Das Verleihen von E-Books, so der Generalanwalt, sei ebenso wie das Verleihen eines herkömmlichen Buches vom Anwendungsbereich der Richtlinie umfasst. Das Ergebnis wird die Bibliotheken freuen. Interessierte Nutzer können damit leichter Zugang zu E-Books erhalten. Die rechtliche Begründung des Generalanwalts ist denkbar einfach: Der Unionsgesetzgeber habe seinerzeit E-Books schlichtweg nicht im Blick gehabt. Nun waren E-Books auch 2006 durchaus schon bekannt. Immerhin gab es das erste kommerzielle E-Book bereits Ende der 1980er Jahre. Tatsächlich waren E-Books bei Verabschiedung der Richtlinie vor zehn Jahren aber nicht so weit verbreitet. Mit Smartphones, Tablets und Lesegeräten hat sich das inzwischen geändert.

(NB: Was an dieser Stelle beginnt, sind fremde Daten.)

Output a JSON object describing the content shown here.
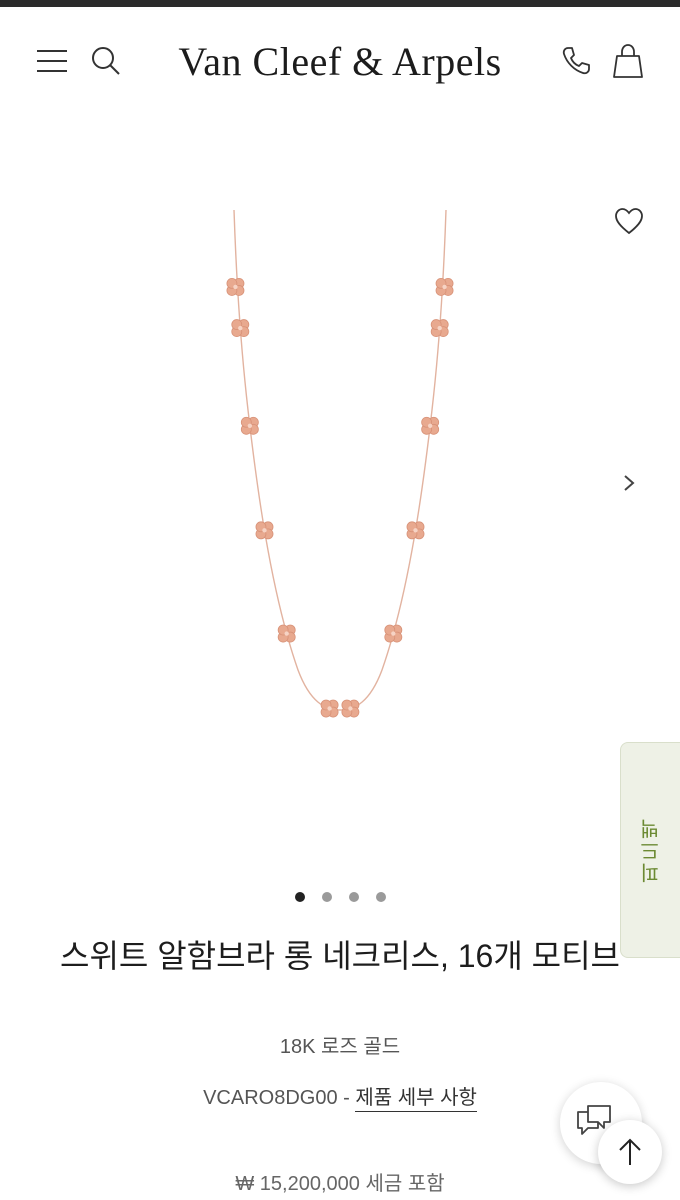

Nach Ansicht des Generalanwalts sei die Richtlinie "dynamisch" oder "evolutiv" auszulegen. Nur so könne man mit den technologischen und wirtschaftlichen Entwicklungen Schritt halten. Aber auch noch etwas anderes lässt aufhorchen: Zweck des Unionsrechts sei es nämlich, die Interessen der Urheber zu schützen. Das sei derzeit in der Praxis durch Lizenzabsprachen zwischen den Verlagen und Bibliotheken nicht hinreichend gewährleistet. Bei einer entsprechenden Auslegung partizipierten aber gerade auch die Urheber von einer angemessenen Vergütung.

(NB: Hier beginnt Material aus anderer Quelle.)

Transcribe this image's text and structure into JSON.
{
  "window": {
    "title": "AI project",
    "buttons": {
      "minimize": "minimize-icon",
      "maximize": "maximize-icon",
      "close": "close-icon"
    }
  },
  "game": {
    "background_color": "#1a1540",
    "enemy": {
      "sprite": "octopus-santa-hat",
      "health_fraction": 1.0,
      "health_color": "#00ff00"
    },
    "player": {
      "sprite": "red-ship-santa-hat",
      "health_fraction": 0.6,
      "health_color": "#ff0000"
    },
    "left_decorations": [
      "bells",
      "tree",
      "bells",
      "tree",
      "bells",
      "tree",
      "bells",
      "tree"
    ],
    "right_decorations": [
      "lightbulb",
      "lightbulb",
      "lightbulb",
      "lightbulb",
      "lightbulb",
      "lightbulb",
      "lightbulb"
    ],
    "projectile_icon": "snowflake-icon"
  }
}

Verleihen, Mehrwertsteuer und mehr
Auch hierzulande fordern diverse Akteure, wie etwa der Deutsche Bibliotheksverband, schon seit Längerem eine gesetzliche Regelung für den E-Book-Verleih. Auf der politischen Agenda steht das Thema ebenfalls. Konkrete Schritte dazu sind bislang allerdings unterblieben. Wie wir uns künftig zu E-Books stellen ist dabei durchaus grundsätzlicher Natur. Hier zeichnet einmal mehr die Technik Wege vor. Man fühlt sich an die Musikindustrie mit Streaming-Diensten erinnert. Und man bekommt einmal mehr den Eindruck, dass das Recht eher den Entwicklungen hinterherhinkt, als einen verlässlichen Rahmen vorzugeben.

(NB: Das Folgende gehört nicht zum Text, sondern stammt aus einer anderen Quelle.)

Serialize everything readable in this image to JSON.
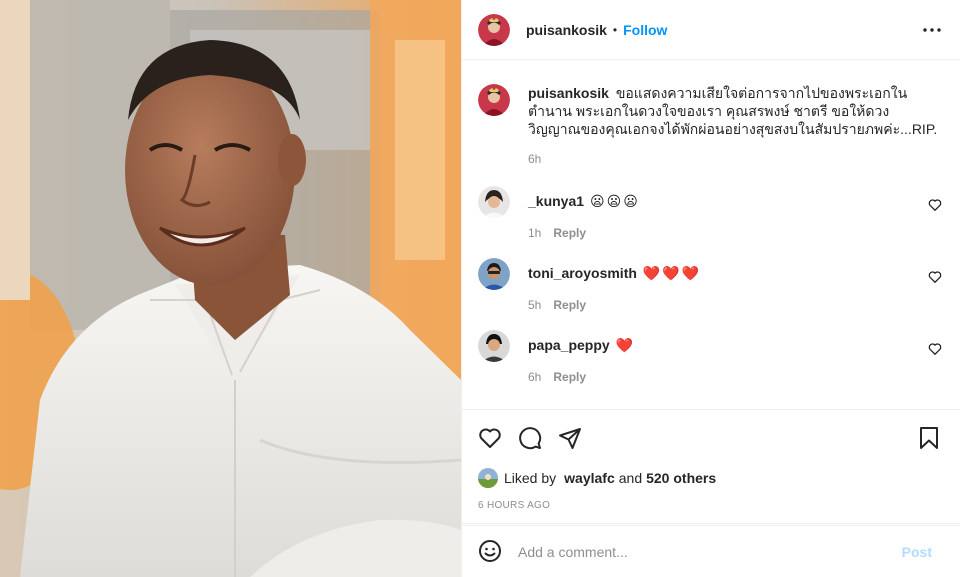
{
  "post": {
    "username": "puisankosik",
    "separator": "•",
    "follow_label": "Follow",
    "more_icon": "more-horizontal-icon"
  },
  "caption": {
    "username": "puisankosik",
    "text": "ขอแสดงความเสียใจต่อการจากไปของพระเอกในตำนาน พระเอกในดวงใจของเรา คุณสรพงษ์ ชาตรี ขอให้ดวงวิญญาณของคุณเอกจงได้พักผ่อนอย่างสุขสงบในสัมปรายภพค่ะ...RIP.",
    "time": "6h"
  },
  "comments": [
    {
      "username": "_kunya1",
      "emojis": [
        "😦",
        "😦",
        "😦"
      ],
      "time": "1h",
      "reply_label": "Reply"
    },
    {
      "username": "toni_aroyosmith",
      "emojis": [
        "❤️",
        "❤️",
        "❤️"
      ],
      "time": "5h",
      "reply_label": "Reply"
    },
    {
      "username": "papa_peppy",
      "emojis": [
        "❤️"
      ],
      "time": "6h",
      "reply_label": "Reply"
    }
  ],
  "likes": {
    "prefix": "Liked by",
    "first_user": "waylafc",
    "joiner": "and",
    "others": "520 others"
  },
  "time_ago": "6 HOURS AGO",
  "add_comment": {
    "placeholder": "Add a comment...",
    "post_label": "Post"
  },
  "colors": {
    "accent": "#0095f6",
    "post_disabled": "#b3dbff",
    "muted": "#8e8e8e",
    "text": "#262626",
    "heart_red": "#ed1c24"
  }
}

Welchen Weg die europäischen Richter gehen werden, ist noch offen. Eines ist aber jetzt schon sicher. Der rechtliche Trubel um E-Books wird nicht abebben, zumal das jetzige Verfahren nicht das erste dieser Art ist. Bereits 2014 hatte der EuGH den geringeren Steuersatz für E-Books in einigen Ländern für unzulässig erklärt – ganz im Unterschied zu herkömmlichen Büchern auf Papier. Ein E-Book ist irgendwie doch kein Buch.
Daneben sind weitere Punkte ungeklärt. Wie steht es um den Weiterverkauf von E-Books? Endet das Verbreitungsrecht daran, wenn sie einmal auf den Markt gebracht wurden? Und wenn ein E-Book kein Buch ist, wie steht es dann um die Buchpreisbindung, die eine intakte Buchhandelslandschaft erhalten soll. Apropos: Am heutigen Freitag befasst sich der Bundesrat mit der Anfang des Jahres vom Kabinett beschlossenen Buchpreisbindung für E-Books. Sie wird durchgehen. Womöglich sind E-Books ja doch Bücher.
Der Autor Prof. Dr. André Niedostadek, LL.M. lehrt Wirtschafts-, Arbeits- und Sozialrecht an der Hochschule Harz in Halberstadt. Folgen Sie dem Autor auf Twitter unter @niedostadek.
André Niedostadek, Schlussanträge zum Verleih von E-Books: . In: Legal Tribune Online, 17.06.2016 , https://www.lto.de/persistent/a_id/19699 (abgerufen am: 05.11.2024 )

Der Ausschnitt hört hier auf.